Water is a precious commodity – and its conservation is crucial here in Southern California. Most Californians agree that water shortage is a serious problem, especially as we enter our fourth year of drought. Rainfall in our mountain ranges has been consistently below average, leaving our reservoirs at critically low levels. All of this led our governor, Jerry Brown, to call on Californians to reduce their water usage by twenty percent. Recent articles in the LA Times and other publications refer to “water-wise ethics,” and bring thoughts of conservation to the forefront of the minds of homeowners.
So how can we each do our part?
One of the easiest places to conserve large amounts of water in your home is not enclosed in the four walls – it’s outside. According to the EPA, “nationwide landscape irrigation is estimated to account for nearly one-third of all residential water use, totaling nearly 9 billion gallons per day.” That’s a lot of water! It’s also estimated that nearly 50% of water used outside is actually wasted through inefficient systems, watering, and leaky equipment. Knowing that, you can make big strides through little changes – small changes that add up to a big impact for our state. Here are my top five tips to save water in your garden and outdoor landscaping.
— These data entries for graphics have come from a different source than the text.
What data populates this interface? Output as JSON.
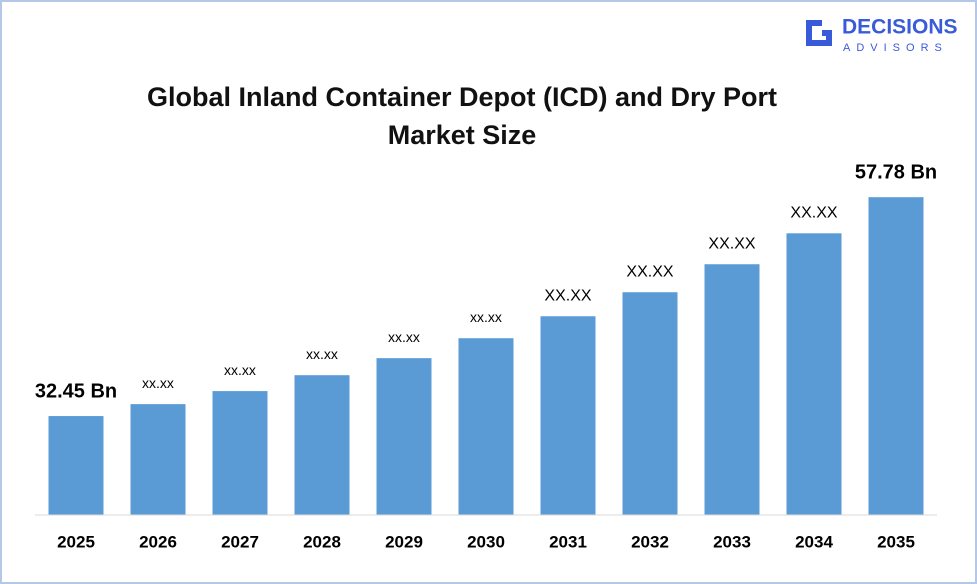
{
  "logo": {
    "name": "DECISIONS",
    "tagline": "ADVISORS"
  },
  "chart_data": {
    "type": "bar",
    "title": "Global Inland Container Depot (ICD) and Dry Port Market Size",
    "categories": [
      "2025",
      "2026",
      "2027",
      "2028",
      "2029",
      "2030",
      "2031",
      "2032",
      "2033",
      "2034",
      "2035"
    ],
    "values": [
      32.45,
      33.83,
      35.34,
      37.18,
      39.15,
      41.46,
      44.0,
      46.78,
      50.02,
      53.6,
      57.78
    ],
    "value_labels": [
      "32.45 Bn",
      "xx.xx",
      "xx.xx",
      "xx.xx",
      "xx.xx",
      "xx.xx",
      "XX.XX",
      "XX.XX",
      "XX.XX",
      "XX.XX",
      "57.78 Bn"
    ],
    "color": "#5b9bd5",
    "ylim": [
      21,
      60
    ]
  }
}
1. Plant shrubs and lawns that are resistant to drought. Have you heard of xeriscaping? It is landscaping or gardening that reduces the need for water – by selecting specific plants, shrubs, and lawns for your home. Get a list of drought tolerant plants perfect for California here.
2. Water in the morning. Early morning watering, before the sun gets very hot, reduces water loss to evaporation. It also can help prevent the growth of fungus. One thing to remember though is to avoid watering when it’s windy . . . even in the morning. You don’t want all of your water to blow away.
3. Water weekly rather than daily (or only as needed). Your garden can actually benefit more from a weekly soak than a daily sprinkle. This is where crop selection can be important, too. Plants with a shallow root system will need more frequent watering. Plants such as tomatoes, corn, winter squash, sweet potatoes, melons, and asparagus have deeper root systems and need to be watered less. Do research to see what works best in your area.
4. Add a compost system to the garden. It doesn’t have to be large, but compost and worm castings (vermicomposting) can retain moisture in the soil as well as add nutrients. Bokashi, or fermented grain bins, are another way to compost food and add moisture. Basically a good composting system can lead to less watering in your garden.
5. Harvest rainwater. When it does rain, capture it for future use. I think one deterrent here is that people assume the systems are complicated and costly; that isn’t necessarily true. Learn more in this article (which also provides a link to build your own on a budget).
And one bonus tip for you:
Save water indoors to use outdoors. Did you boil vegetables? Clean a fish tank? These have precious nutrients that are actually valuable to your garden. Any water that you can capture indoors (that is chemical free) and be used outdoors can be considered a savings.
I hope these tips help you save water in your garden and landscaping this year. I’d love to hear what tips you have or how you plan to conserve water in 2015 in the comments!